Das Modell "Gewaltfreie Kommunikation" mit spielerischem Erlernen und Anwenden der "Giraffen- und Wolfssprache" bildet das Herzstück für erlebnispädagogische Elemente, selbstbewusste Körpersprache und Mut, sich mit seinen Bedürfnissen zu zeigen. Auch an der Grundschule Schönsee wurde dieses Projekt mit zwei Trainerinnen mit Schülern an fünf Tagen in insgesamt zehn Stunden praktisch umgesetzt. Mit Spiel und Spaß, sowie mit Rollenspielen und Geschichten trainierten die Kinder, wie sie friedvoll miteinander umgehen können und gleichzeitig stark und selbstbewusst für ihre eigenen Bedürfnisse einstehen.

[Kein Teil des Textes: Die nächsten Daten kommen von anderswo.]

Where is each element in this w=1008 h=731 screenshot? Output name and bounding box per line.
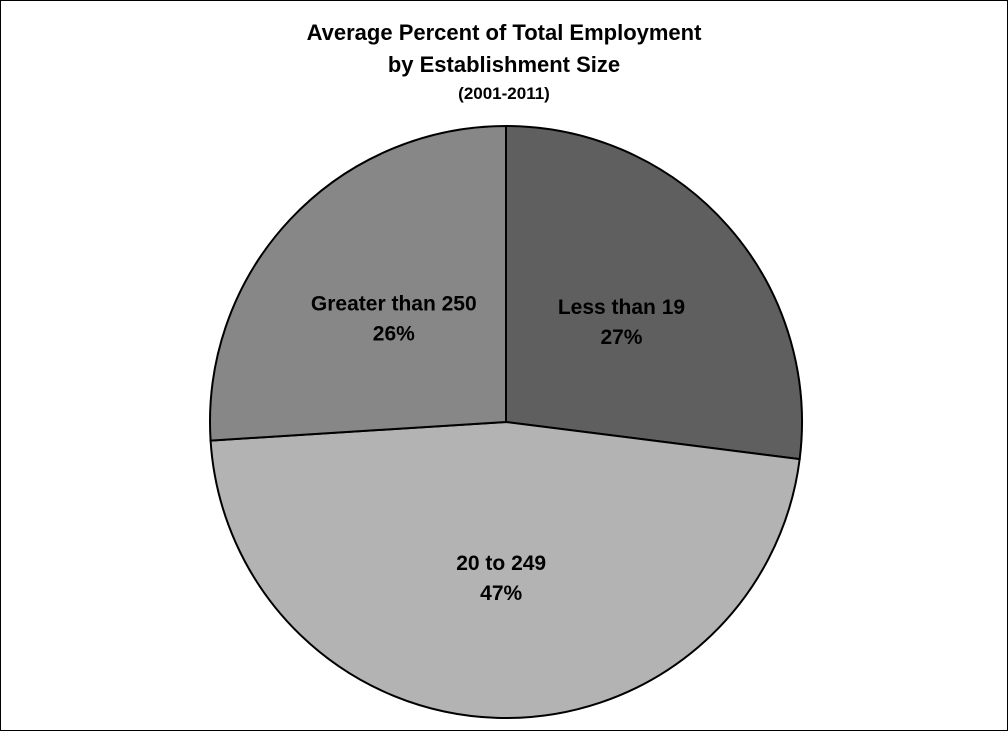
chart-titles: Average Percent of Total Employment by E…: [1, 17, 1007, 107]
slice-value-label: 26%: [373, 323, 415, 346]
pie-slices: [209, 124, 803, 719]
chart-title-line2: by Establishment Size: [387, 52, 621, 77]
slice-value-label: 27%: [600, 326, 642, 349]
pie-slice-2: [209, 420, 801, 719]
slice-category-label: 20 to 249: [456, 552, 546, 575]
chart-subtitle: (2001-2011): [458, 84, 550, 103]
pie-slice-1: [505, 124, 803, 461]
pie-slice-3: [209, 124, 507, 442]
pie-labels: Less than 19 27% 20 to 249 47% Greater than …: [311, 293, 685, 605]
slice-value-label: 47%: [480, 582, 522, 605]
slice-category-label: Less than 19: [558, 296, 685, 319]
slice-category-label: Greater than 250: [311, 293, 477, 316]
chart-title: Average Percent of Total Employment: [306, 20, 702, 45]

Das Spiel mit Handpuppen für den Wolf, der für gewalttätige Auseinandersetzung steht, und für die Giraffe, die ein friedliches Miteinander bevorzugt, veranschaulichte das Modell für ein gewaltfreies Miteinander.

Finanziell wurde dieses Projekt auch von der Kolpingfamilie Schönsee unterstützt. Vorsitzender Hans Herrmann und Kassier Erwin Hunger überreichten an Rektorin Maria Pfistermeister eine Spende von 250 Euro, die "für das Erlernen eines friedvollen Miteinanders bestens angelegt sind", so der Tenor.